Ach, und zu den Vätern, die Euch Männer plötzlich so nerven, weil sie ihre Babys im Tragetuch tragen und bei der Geburt dabei waren und davon erzählen, womöglich emotional. Ihr wolltet doch nie so werden, wie Eure eigenen Väter! Die sich erst viel zu spät für Euch interessiert haben und die ganze Erziehung Euren Müttern überlassen haben. Die sich beschwert haben, weil Eure Mütter im Wochenbett die Hemden nicht pünktlich gebügelt und die Haare nicht ordentlich onduliert hatten.
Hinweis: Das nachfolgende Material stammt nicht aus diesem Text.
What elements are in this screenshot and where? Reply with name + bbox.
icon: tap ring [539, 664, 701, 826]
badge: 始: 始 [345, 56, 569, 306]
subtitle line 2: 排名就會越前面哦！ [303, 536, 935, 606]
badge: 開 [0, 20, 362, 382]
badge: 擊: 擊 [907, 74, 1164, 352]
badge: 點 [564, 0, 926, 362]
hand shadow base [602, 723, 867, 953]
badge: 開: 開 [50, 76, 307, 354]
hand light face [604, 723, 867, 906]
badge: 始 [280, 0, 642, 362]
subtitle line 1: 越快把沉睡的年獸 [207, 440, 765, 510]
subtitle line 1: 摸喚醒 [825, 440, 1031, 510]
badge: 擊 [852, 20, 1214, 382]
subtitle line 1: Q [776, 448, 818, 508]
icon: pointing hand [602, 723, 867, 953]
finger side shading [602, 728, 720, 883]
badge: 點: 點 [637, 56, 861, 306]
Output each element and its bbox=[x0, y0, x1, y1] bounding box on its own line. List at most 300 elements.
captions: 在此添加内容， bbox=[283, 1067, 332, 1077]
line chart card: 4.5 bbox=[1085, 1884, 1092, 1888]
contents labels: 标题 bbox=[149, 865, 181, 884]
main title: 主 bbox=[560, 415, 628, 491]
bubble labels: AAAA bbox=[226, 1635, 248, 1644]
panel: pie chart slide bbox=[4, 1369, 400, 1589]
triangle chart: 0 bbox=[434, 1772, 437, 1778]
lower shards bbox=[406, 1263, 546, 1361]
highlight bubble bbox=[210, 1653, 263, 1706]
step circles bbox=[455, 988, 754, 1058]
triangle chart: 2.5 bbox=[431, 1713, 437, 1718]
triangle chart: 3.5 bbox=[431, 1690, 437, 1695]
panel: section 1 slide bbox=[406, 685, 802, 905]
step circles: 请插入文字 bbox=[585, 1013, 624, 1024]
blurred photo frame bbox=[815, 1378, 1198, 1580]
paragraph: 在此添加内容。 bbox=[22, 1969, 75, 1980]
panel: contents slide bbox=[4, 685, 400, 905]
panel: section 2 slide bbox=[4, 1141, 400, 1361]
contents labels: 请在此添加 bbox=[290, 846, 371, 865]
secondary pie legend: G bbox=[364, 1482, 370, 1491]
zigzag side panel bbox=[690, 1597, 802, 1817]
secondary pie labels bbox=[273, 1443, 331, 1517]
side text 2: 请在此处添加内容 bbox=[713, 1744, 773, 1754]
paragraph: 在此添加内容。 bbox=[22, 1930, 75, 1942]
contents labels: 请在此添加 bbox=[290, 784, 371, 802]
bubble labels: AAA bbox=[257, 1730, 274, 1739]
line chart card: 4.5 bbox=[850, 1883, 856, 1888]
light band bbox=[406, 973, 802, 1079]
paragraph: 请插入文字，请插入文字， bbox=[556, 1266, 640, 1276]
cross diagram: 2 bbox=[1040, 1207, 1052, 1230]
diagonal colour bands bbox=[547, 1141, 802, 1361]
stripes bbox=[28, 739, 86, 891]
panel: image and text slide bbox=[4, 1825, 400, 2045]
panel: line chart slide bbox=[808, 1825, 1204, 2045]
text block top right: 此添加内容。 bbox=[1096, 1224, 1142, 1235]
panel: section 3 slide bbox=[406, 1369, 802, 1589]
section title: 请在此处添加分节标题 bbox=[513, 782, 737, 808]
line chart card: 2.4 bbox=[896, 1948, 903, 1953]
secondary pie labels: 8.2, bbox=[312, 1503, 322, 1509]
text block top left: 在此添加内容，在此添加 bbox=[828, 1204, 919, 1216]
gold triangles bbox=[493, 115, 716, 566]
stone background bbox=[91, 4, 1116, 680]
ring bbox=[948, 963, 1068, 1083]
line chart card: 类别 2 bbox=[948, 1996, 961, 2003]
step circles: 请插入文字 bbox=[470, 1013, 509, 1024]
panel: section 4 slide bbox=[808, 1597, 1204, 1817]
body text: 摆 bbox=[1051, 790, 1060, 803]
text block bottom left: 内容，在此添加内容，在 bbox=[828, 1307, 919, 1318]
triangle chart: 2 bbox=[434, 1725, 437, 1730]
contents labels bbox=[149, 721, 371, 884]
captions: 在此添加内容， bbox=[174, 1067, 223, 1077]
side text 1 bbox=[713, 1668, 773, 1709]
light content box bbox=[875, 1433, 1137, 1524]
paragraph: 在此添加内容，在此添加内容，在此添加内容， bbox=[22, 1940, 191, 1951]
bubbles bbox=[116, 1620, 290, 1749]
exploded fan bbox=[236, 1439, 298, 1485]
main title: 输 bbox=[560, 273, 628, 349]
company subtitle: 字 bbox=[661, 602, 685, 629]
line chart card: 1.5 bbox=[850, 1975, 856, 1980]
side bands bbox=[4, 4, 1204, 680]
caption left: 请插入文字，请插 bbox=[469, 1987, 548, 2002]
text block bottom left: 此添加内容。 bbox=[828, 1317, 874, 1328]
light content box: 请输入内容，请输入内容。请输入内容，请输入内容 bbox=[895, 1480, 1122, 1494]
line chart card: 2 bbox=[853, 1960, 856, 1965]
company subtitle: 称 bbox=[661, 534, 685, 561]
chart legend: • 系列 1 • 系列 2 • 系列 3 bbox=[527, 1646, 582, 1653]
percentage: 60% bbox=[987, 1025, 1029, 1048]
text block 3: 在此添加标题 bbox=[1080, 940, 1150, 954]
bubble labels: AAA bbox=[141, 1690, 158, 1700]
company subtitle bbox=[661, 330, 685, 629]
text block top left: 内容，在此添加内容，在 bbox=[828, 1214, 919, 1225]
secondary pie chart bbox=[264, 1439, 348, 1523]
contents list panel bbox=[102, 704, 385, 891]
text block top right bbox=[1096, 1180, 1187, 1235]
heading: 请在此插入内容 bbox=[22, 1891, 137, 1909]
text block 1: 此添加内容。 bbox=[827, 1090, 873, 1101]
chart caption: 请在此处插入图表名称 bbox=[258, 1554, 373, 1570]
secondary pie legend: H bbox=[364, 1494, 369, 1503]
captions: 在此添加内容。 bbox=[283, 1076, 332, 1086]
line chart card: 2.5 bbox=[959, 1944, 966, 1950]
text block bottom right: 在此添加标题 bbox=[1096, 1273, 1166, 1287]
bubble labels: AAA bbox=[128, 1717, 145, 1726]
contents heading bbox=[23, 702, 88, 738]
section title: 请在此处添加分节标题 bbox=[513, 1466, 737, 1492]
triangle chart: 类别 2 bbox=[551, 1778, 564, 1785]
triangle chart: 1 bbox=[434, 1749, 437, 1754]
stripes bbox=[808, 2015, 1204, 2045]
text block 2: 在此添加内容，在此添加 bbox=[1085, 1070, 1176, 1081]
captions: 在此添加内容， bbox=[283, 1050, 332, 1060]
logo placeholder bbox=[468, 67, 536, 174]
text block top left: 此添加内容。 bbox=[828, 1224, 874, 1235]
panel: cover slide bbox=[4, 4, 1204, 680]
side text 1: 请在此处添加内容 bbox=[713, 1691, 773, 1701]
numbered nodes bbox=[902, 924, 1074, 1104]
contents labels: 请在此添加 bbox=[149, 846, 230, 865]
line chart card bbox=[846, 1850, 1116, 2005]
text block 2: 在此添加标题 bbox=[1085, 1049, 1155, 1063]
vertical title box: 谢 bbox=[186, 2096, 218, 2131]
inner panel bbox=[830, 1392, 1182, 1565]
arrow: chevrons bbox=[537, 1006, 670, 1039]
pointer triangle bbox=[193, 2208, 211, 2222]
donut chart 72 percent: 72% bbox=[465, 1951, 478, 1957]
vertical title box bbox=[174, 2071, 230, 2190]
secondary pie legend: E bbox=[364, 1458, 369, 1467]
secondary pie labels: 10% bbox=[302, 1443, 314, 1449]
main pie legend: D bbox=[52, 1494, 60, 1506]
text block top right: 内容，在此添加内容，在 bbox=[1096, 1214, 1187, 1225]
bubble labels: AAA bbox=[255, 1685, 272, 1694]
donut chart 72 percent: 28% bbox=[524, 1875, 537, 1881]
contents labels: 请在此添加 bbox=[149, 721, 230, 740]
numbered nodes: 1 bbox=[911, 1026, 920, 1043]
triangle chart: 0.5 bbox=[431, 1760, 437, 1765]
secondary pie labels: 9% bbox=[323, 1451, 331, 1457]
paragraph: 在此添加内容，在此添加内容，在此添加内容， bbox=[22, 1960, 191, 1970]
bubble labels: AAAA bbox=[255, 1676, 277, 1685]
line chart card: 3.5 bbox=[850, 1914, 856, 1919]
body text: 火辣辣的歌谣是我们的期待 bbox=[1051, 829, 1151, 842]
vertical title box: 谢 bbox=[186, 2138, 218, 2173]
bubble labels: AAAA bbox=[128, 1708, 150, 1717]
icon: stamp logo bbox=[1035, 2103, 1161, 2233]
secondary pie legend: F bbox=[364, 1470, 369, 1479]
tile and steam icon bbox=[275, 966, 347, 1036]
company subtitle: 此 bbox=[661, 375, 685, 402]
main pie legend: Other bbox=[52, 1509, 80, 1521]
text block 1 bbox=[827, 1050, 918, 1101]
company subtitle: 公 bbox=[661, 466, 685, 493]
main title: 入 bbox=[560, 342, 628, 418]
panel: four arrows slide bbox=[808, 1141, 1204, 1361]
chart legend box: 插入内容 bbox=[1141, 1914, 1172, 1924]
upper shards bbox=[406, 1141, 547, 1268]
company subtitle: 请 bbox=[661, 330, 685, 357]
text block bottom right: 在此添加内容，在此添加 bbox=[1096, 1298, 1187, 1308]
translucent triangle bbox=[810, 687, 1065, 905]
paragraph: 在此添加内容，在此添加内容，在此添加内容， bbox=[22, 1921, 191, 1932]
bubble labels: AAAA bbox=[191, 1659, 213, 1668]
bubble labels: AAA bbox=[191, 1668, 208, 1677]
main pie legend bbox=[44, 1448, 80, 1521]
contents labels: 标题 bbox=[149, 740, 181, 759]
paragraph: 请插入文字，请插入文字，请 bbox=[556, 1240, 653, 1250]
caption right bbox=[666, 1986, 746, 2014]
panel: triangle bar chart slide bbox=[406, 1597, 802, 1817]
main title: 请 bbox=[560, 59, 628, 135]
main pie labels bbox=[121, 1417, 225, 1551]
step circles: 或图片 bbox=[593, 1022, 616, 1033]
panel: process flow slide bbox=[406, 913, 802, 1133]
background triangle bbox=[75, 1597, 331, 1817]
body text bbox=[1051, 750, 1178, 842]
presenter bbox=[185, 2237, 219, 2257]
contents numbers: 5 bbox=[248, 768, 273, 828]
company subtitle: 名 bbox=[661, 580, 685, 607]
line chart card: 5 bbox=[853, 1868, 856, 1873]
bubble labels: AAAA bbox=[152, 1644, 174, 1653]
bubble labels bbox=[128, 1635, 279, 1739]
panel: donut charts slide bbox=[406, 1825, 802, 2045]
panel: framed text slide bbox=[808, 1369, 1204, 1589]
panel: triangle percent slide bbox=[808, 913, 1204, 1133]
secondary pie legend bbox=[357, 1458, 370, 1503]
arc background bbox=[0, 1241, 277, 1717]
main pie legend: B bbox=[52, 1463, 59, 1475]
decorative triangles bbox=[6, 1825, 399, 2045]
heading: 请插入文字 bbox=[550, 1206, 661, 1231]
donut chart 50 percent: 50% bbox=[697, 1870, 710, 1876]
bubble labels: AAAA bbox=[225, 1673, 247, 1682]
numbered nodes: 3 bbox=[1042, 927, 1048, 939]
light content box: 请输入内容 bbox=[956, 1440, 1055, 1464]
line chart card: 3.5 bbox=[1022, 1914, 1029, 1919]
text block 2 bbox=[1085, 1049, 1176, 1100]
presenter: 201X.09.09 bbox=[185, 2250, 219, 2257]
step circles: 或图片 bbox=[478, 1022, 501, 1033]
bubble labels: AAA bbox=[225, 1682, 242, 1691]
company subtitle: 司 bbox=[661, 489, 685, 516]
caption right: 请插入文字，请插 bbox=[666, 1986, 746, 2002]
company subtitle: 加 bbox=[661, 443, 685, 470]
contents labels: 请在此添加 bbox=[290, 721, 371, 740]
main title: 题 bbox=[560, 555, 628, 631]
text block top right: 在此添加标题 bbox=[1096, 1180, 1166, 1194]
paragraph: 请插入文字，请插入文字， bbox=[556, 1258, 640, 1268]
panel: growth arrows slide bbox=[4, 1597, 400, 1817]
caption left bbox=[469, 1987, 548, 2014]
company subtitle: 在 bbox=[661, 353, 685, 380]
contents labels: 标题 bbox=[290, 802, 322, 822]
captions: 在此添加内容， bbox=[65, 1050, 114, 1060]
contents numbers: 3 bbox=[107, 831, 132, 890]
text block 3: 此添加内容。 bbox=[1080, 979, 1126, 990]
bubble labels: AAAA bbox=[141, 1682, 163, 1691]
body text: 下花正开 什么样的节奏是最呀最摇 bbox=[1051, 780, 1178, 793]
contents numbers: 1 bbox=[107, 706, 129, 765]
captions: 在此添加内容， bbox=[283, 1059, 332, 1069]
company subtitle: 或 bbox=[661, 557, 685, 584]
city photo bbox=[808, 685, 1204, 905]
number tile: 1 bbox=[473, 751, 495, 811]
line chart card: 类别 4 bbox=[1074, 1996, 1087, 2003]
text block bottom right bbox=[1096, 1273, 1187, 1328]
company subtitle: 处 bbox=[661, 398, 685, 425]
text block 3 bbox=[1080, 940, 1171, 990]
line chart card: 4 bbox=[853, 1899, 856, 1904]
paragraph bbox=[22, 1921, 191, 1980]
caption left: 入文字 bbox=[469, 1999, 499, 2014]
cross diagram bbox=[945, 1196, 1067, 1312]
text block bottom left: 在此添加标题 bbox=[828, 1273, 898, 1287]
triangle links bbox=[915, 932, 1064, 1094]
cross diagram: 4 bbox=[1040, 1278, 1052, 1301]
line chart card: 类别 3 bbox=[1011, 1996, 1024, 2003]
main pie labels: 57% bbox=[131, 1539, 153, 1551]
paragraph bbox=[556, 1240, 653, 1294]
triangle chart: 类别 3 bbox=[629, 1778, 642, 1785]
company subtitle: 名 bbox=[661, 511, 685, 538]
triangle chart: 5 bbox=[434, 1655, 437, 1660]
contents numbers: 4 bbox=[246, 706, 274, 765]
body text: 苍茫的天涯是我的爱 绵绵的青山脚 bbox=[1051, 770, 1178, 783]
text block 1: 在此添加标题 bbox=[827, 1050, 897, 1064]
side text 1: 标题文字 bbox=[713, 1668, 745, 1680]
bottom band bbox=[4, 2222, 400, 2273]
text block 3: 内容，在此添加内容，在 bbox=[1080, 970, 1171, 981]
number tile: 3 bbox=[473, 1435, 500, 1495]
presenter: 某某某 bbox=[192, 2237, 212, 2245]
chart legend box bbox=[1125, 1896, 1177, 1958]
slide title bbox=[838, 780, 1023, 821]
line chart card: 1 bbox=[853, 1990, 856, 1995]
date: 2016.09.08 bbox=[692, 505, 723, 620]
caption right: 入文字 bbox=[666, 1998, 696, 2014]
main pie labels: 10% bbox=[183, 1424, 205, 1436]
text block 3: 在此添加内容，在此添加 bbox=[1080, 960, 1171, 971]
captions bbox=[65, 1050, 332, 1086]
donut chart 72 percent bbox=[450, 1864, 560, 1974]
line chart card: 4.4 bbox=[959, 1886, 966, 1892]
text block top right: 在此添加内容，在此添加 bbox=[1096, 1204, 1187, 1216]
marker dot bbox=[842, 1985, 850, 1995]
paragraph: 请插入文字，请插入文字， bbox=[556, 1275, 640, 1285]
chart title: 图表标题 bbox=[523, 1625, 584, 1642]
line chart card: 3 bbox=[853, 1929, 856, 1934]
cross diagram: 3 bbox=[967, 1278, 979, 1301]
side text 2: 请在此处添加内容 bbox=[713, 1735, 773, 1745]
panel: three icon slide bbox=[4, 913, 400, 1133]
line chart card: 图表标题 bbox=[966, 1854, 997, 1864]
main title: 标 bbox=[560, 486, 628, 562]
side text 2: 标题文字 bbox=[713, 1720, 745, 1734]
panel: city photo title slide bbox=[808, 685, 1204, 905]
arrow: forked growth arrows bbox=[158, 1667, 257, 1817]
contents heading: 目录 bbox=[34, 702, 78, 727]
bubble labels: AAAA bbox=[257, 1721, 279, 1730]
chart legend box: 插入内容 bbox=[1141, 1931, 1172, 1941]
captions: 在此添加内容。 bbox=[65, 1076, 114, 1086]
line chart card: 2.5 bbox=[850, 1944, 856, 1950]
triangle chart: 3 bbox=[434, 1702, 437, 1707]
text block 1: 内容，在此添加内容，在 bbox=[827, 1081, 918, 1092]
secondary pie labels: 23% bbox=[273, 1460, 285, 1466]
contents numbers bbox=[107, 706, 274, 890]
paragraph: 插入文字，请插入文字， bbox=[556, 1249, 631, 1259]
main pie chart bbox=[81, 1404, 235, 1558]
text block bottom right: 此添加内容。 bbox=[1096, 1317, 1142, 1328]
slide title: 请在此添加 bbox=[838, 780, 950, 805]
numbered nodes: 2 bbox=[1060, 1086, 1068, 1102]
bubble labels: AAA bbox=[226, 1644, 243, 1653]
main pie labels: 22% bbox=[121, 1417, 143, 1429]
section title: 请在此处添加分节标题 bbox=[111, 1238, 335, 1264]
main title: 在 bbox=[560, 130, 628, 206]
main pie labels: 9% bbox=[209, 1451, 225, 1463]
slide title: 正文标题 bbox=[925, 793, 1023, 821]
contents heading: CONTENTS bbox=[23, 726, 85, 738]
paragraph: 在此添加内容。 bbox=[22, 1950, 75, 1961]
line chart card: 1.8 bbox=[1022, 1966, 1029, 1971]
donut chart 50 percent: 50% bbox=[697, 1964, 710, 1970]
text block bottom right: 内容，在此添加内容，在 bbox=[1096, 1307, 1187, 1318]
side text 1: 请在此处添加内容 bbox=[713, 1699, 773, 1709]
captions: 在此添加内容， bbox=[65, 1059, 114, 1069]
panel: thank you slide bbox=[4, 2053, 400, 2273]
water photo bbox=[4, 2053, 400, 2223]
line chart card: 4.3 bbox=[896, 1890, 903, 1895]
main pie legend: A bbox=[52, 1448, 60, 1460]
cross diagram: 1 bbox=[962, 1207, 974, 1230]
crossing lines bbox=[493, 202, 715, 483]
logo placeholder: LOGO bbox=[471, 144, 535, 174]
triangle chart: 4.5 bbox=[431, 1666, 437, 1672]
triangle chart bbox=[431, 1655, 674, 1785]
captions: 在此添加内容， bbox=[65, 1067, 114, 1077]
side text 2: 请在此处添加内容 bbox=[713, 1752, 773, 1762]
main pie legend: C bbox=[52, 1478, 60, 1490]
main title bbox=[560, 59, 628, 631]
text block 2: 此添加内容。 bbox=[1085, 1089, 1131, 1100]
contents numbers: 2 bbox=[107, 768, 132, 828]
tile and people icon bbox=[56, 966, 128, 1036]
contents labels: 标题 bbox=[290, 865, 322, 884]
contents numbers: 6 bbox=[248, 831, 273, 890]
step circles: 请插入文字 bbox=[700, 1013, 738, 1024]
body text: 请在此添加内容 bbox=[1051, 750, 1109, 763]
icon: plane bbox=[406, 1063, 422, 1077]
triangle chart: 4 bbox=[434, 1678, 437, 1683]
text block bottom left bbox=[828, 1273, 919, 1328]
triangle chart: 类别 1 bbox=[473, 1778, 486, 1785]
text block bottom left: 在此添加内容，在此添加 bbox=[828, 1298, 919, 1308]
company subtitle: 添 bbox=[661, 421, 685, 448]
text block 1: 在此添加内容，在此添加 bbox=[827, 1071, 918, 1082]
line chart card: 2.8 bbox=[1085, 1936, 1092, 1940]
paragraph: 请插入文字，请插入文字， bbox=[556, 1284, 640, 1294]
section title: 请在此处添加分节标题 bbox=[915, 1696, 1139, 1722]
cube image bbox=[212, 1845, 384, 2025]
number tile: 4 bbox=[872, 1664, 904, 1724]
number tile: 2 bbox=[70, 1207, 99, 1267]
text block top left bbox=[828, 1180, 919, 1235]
Die Ihr nie habt weinen sehen. Jetzt sind sie da, die beteiligten, gefühlvollen Väter und wisst Ihr was? Das ist ein Schritt nach vorne! Es ist alles noch nicht perfekt, alle müssen noch ein bisschen üben, aber es wird besser, ist doch toll!
Und zu guter letzt: Früher saßen wir alle im selben Boot und nun verraten wir Eltern unsere alten Ideale? Ach was. Darüber haben wir schon mit 14 geschimpft, wenn der oder die erste plötzlich mit jemandem ging. Und darüber werden wir mit 90 noch schimpfen, wenn Stefan plötzlich doch ins Altersheim geht und es gar nicht so schlecht findet. Oder wenn Martin den Führerschein abgibt, obwohl er das nie wollte. Ja, Menschen ändern sich. Sie können sich trotzdem mögen.
Wollen wir uns vertragen?
PS: Wir haben niemals mit 5 Jahren stundenlang allein in all den vielen riesigen Wäldern der siebziger Jahre gespielt und sind mit Kirchengeläut nach Hause gekommen. Da waren wir mindestens 10. Wenn überhaupt. Ich persönlich hatte nie eine Seifenkiste und nie ein Baumhaus. Und so viele einsame Feldwege mit Bäumen zum Draufklettern und Schmetterlingen zum Fangen und Grashalmen zum Draufpfeifen gab es auch nicht. Das war bei Astrid Lindgren und Mark Twain.